Excitement over exchange-traded funds continues among financial advisors, according to a survey by the Journal of Financial Planning and the FPA Research and Practice Institute, a program of the Financial Planning Association.
ETFs are the preferred investment vehicle for 83 percent of the 283 financial advisors who took part in the 2016 Trends in Investing Survey released Tuesday. The popularity of ETFs—respondents chose them most frequently among 17 other options—has continued to grow since the survey started in 2006, when just 40 percent of advisors used or recommended ETFs.
The survey also indicated that 46 percent of advisors plan to increase their use or recommendation of ETFs with clients over the next 12 months. No other investment vehicle showed this level of anticipated increased usage, says the survey. Twenty-three percent plan to increase their use of individual stocks and 21 percent plan to increase their use of mutual fund wrap programs.
All of this comes at a time when some are questioning ETFsand their proliferation in recent years. Eric Balchunas says in Bloomberg the most recent ETFs—here have been 72 created this year—“either have an overly complex design or track a trendy, yet less substantive, theme.”
The survey shows advisors favor ETFs because of their lower costs (75 percent), tax efficiency (56 percent), trading flexibility (51 percent) and transparency of holdings (22 percent).
“The vast majority of ETFs are based on indexes, including those that focus on smart beta, and I think the growth in popularity is to a significant degree reflective of the ongoing shift among financial planners toward more passive approaches to investing client assets,” said Dave Yeske, practitioner editor of the Journal of Financial Planning. “Even planners who still use active investment strategies will often start with a core portfolio built around index funds, increasingly in the form of ETFs.”

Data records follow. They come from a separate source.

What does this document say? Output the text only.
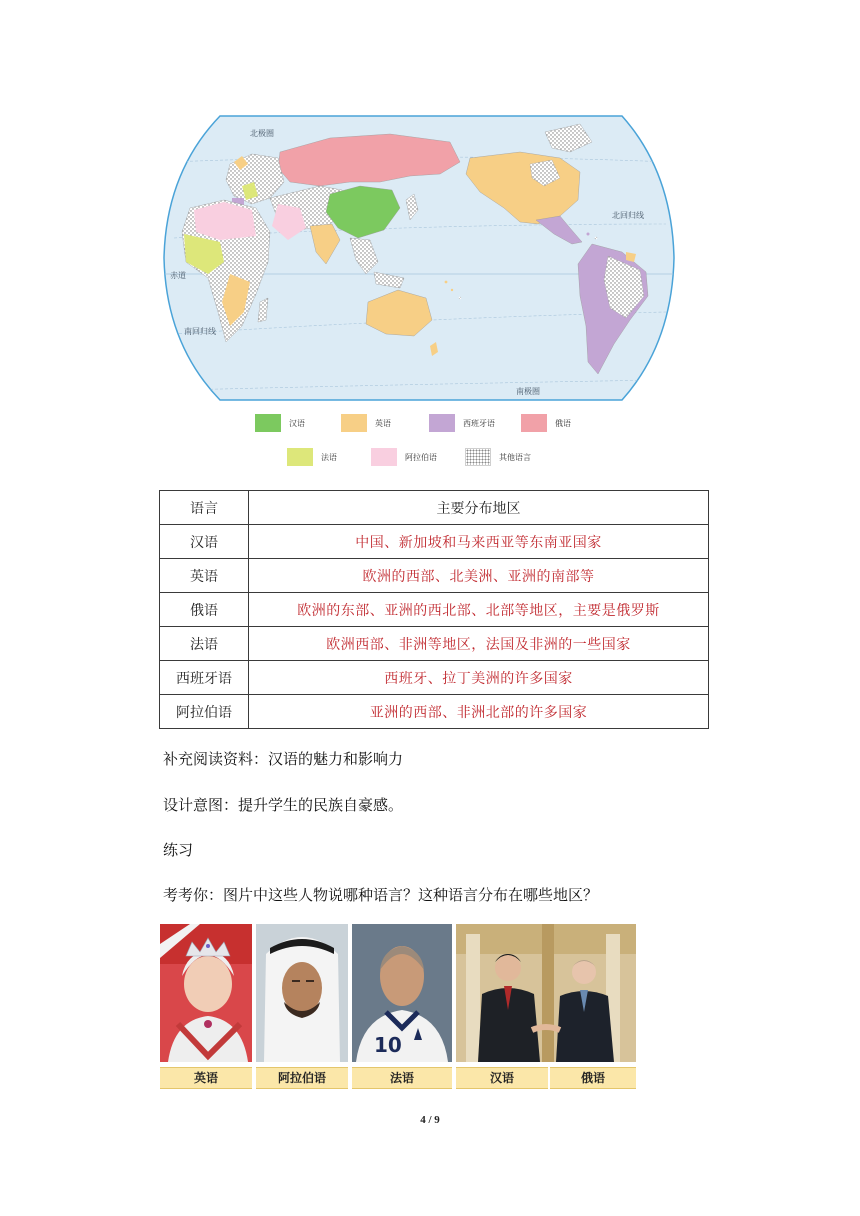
北极圈
北回归线
赤道
南回归线
南极圈
汉语	英语	西班牙语	俄语
法语	阿拉伯语	其他语言
语言	主要分布地区
汉语	中国、新加坡和马来西亚等东南亚国家
英语	欧洲的西部、北美洲、亚洲的南部等
俄语	欧洲的东部、亚洲的西北部、北部等地区，主要是俄罗斯
法语	欧洲西部、非洲等地区，法国及非洲的一些国家
西班牙语	西班牙、拉丁美洲的许多国家
阿拉伯语	亚洲的西部、非洲北部的许多国家
补充阅读资料：汉语的魅力和影响力
设计意图：提升学生的民族自豪感。
练习
考考你：图片中这些人物说哪种语言？这种语言分布在哪些地区？
10
英语	阿拉伯语	法语	汉语	俄语
4 / 9
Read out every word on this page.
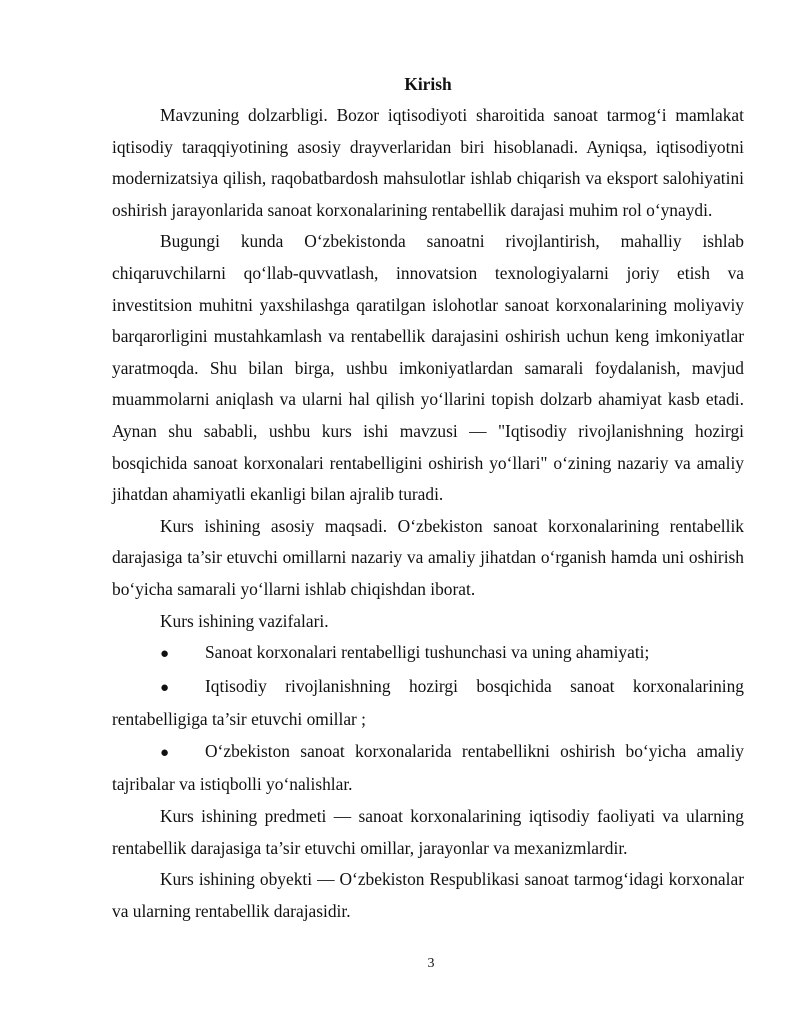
Kirish

Mavzuning dolzarbligi. Bozor iqtisodiyoti sharoitida sanoat tarmog‘i mamlakat iqtisodiy taraqqiyotining asosiy drayverlaridan biri hisoblanadi. Ayniqsa, iqtisodiyotni modernizatsiya qilish, raqobatbardosh mahsulotlar ishlab chiqarish va eksport salohiyatini oshirish jarayonlarida sanoat korxonalarining rentabellik darajasi muhim rol o‘ynaydi.

Bugungi kunda O‘zbekistonda sanoatni rivojlantirish, mahalliy ishlab chiqaruvchilarni qo‘llab-quvvatlash, innovatsion texnologiyalarni joriy etish va investitsion muhitni yaxshilashga qaratilgan islohotlar sanoat korxonalarining moliyaviy barqarorligini mustahkamlash va rentabellik darajasini oshirish uchun keng imkoniyatlar yaratmoqda. Shu bilan birga, ushbu imkoniyatlardan samarali foydalanish, mavjud muammolarni aniqlash va ularni hal qilish yo‘llarini topish dolzarb ahamiyat kasb etadi. Aynan shu sababli, ushbu kurs ishi mavzusi — "Iqtisodiy rivojlanishning hozirgi bosqichida sanoat korxonalari rentabelligini oshirish yo‘llari" o‘zining nazariy va amaliy jihatdan ahamiyatli ekanligi bilan ajralib turadi.

Kurs ishining asosiy maqsadi. O‘zbekiston sanoat korxonalarining rentabellik darajasiga ta’sir etuvchi omillarni nazariy va amaliy jihatdan o‘rganish hamda uni oshirish bo‘yicha samarali yo‘llarni ishlab chiqishdan iborat.

Kurs ishining vazifalari.

● Sanoat korxonalari rentabelligi tushunchasi va uning ahamiyati;

● Iqtisodiy rivojlanishning hozirgi bosqichida sanoat korxonalarining rentabelligiga ta’sir etuvchi omillar ;

● O‘zbekiston sanoat korxonalarida rentabellikni oshirish bo‘yicha amaliy tajribalar va istiqbolli yo‘nalishlar.

Kurs ishining predmeti — sanoat korxonalarining iqtisodiy faoliyati va ularning rentabellik darajasiga ta’sir etuvchi omillar, jarayonlar va mexanizmlardir.

Kurs ishining obyekti — O‘zbekiston Respublikasi sanoat tarmog‘idagi korxonalar va ularning rentabellik darajasidir.

3
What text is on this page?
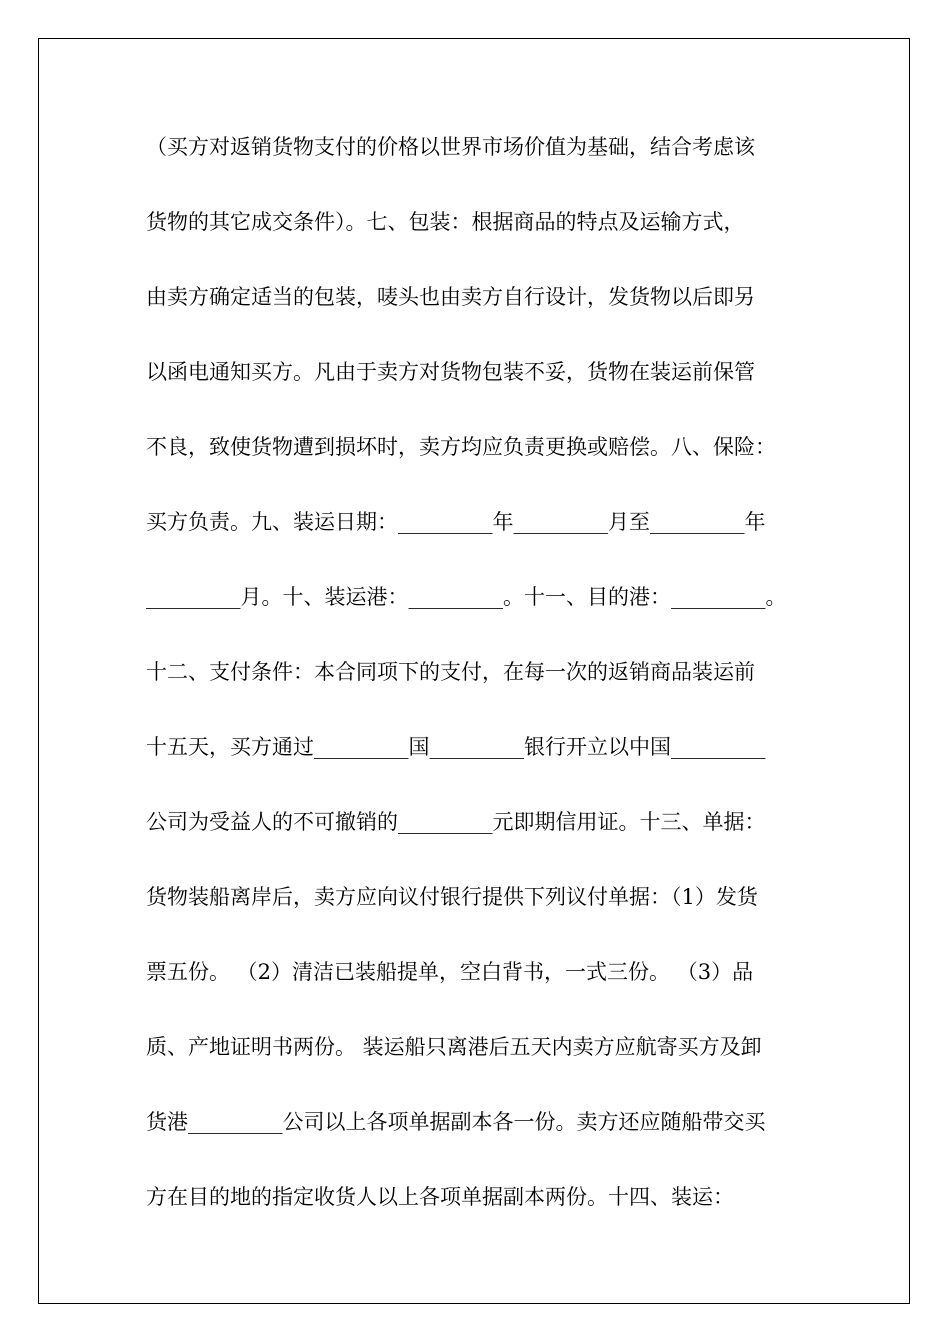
（买方对返销货物支付的价格以世界市场价值为基础，结合考虑该
货物的其它成交条件）。七、包装：根据商品的特点及运输方式，
由卖方确定适当的包装，唛头也由卖方自行设计，发货物以后即另
以函电通知买方。凡由于卖方对货物包装不妥，货物在装运前保管
不良，致使货物遭到损坏时，卖方均应负责更换或赔偿。八、保险：
买方负责。九、装运日期：_________年_________月至_________年
_________月。十、装运港：_________。十一、目的港：_________。
十二、支付条件：本合同项下的支付，在每一次的返销商品装运前
十五天，买方通过_________国_________银行开立以中国_________
公司为受益人的不可撤销的_________元即期信用证。十三、单据：
货物装船离岸后，卖方应向议付银行提供下列议付单据：（1）发货
票五份。 （2）清洁已装船提单，空白背书，一式三份。 （3）品
质、产地证明书两份。 装运船只离港后五天内卖方应航寄买方及卸
货港_________公司以上各项单据副本各一份。卖方还应随船带交买
方在目的地的指定收货人以上各项单据副本两份。十四、装运：
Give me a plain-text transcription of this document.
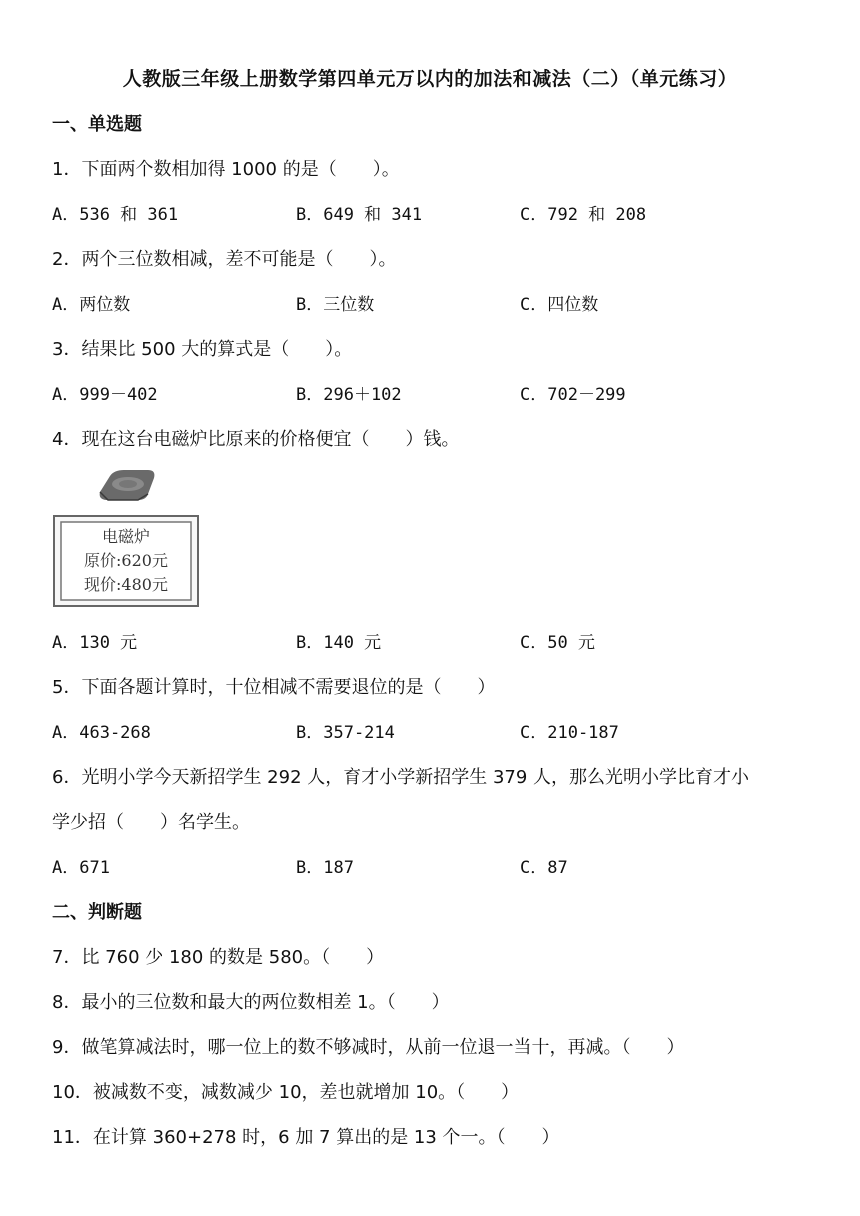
人教版三年级上册数学第四单元万以内的加法和减法（二）（单元练习）
一、单选题
1．下面两个数相加得 1000 的是（　　）。
A．536 和 361	B．649 和 341	C．792 和 208
2．两个三位数相减，差不可能是（　　）。
A．两位数	B．三位数	C．四位数
3．结果比 500 大的算式是（　　）。
A．999－402	B．296＋102	C．702－299
4．现在这台电磁炉比原来的价格便宜（　　）钱。
电磁炉
原价:620元
现价:480元
A．130 元	B．140 元	C．50 元
5．下面各题计算时，十位相减不需要退位的是（　　）
A．463-268	B．357-214	C．210-187
6．光明小学今天新招学生 292 人，育才小学新招学生 379 人，那么光明小学比育才小
学少招（　　）名学生。
A．671	B．187	C．87
二、判断题
7．比 760 少 180 的数是 580。（　　）
8．最小的三位数和最大的两位数相差 1。（　　）
9．做笔算减法时，哪一位上的数不够减时，从前一位退一当十，再减。（　　）
10．被减数不变，减数减少 10，差也就增加 10。（　　）
11．在计算 360+278 时，6 加 7 算出的是 13 个一。（　　）
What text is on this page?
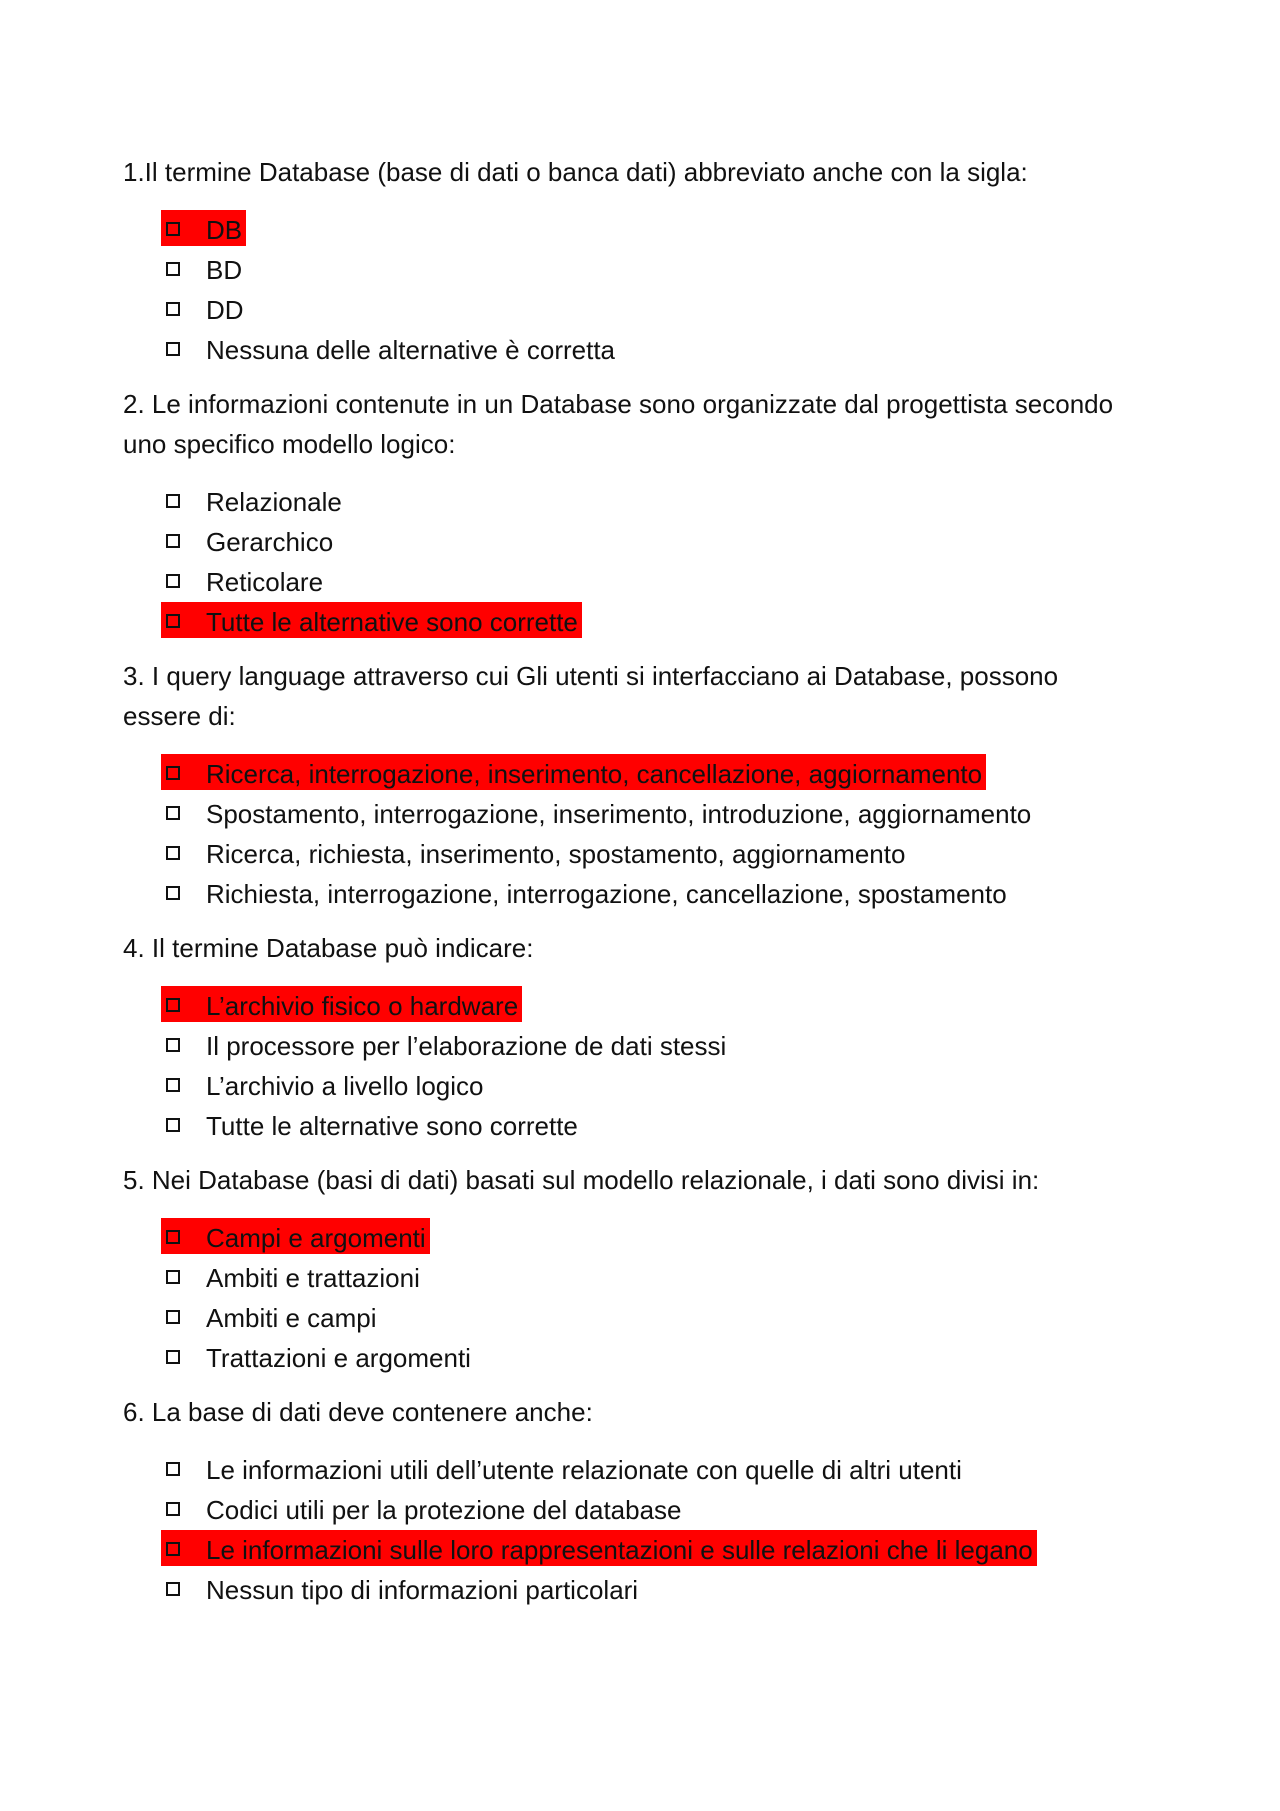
1.Il termine Database (base di dati o banca dati) abbreviato anche con la sigla:

DB
BD
DD
Nessuna delle alternative è corretta

2. Le informazioni contenute in un Database sono organizzate dal progettista secondo uno specifico modello logico:

Relazionale
Gerarchico
Reticolare
Tutte le alternative sono corrette

3. I query language attraverso cui Gli utenti si interfacciano ai Database, possono essere di:

Ricerca, interrogazione, inserimento, cancellazione, aggiornamento
Spostamento, interrogazione, inserimento, introduzione, aggiornamento
Ricerca, richiesta, inserimento, spostamento, aggiornamento
Richiesta, interrogazione, interrogazione, cancellazione, spostamento

4. Il termine Database può indicare:

L’archivio fisico o hardware
Il processore per l’elaborazione de dati stessi
L’archivio a livello logico
Tutte le alternative sono corrette

5. Nei Database (basi di dati) basati sul modello relazionale, i dati sono divisi in:

Campi e argomenti
Ambiti e trattazioni
Ambiti e campi
Trattazioni e argomenti

6. La base di dati deve contenere anche:

Le informazioni utili dell’utente relazionate con quelle di altri utenti
Codici utili per la protezione del database
Le informazioni sulle loro rappresentazioni e sulle relazioni che li legano
Nessun tipo di informazioni particolari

“Although the concept of smart beta continues to get media attention and fund providers continue to release new ETFs products in this category, survey results indicate that only 24 percent of advisers have used smart beta ETFs with clients in the last 12 months,” an increase from 22 percent in 2015, the survey says.
The survey also found that advisors' long-term economic outlook is more positive than their short-term outlook. Sixty-four percent of advisors are optimistic about the economy over the next five years, but only 26 percent feel the same about the economic outlook for the next six months.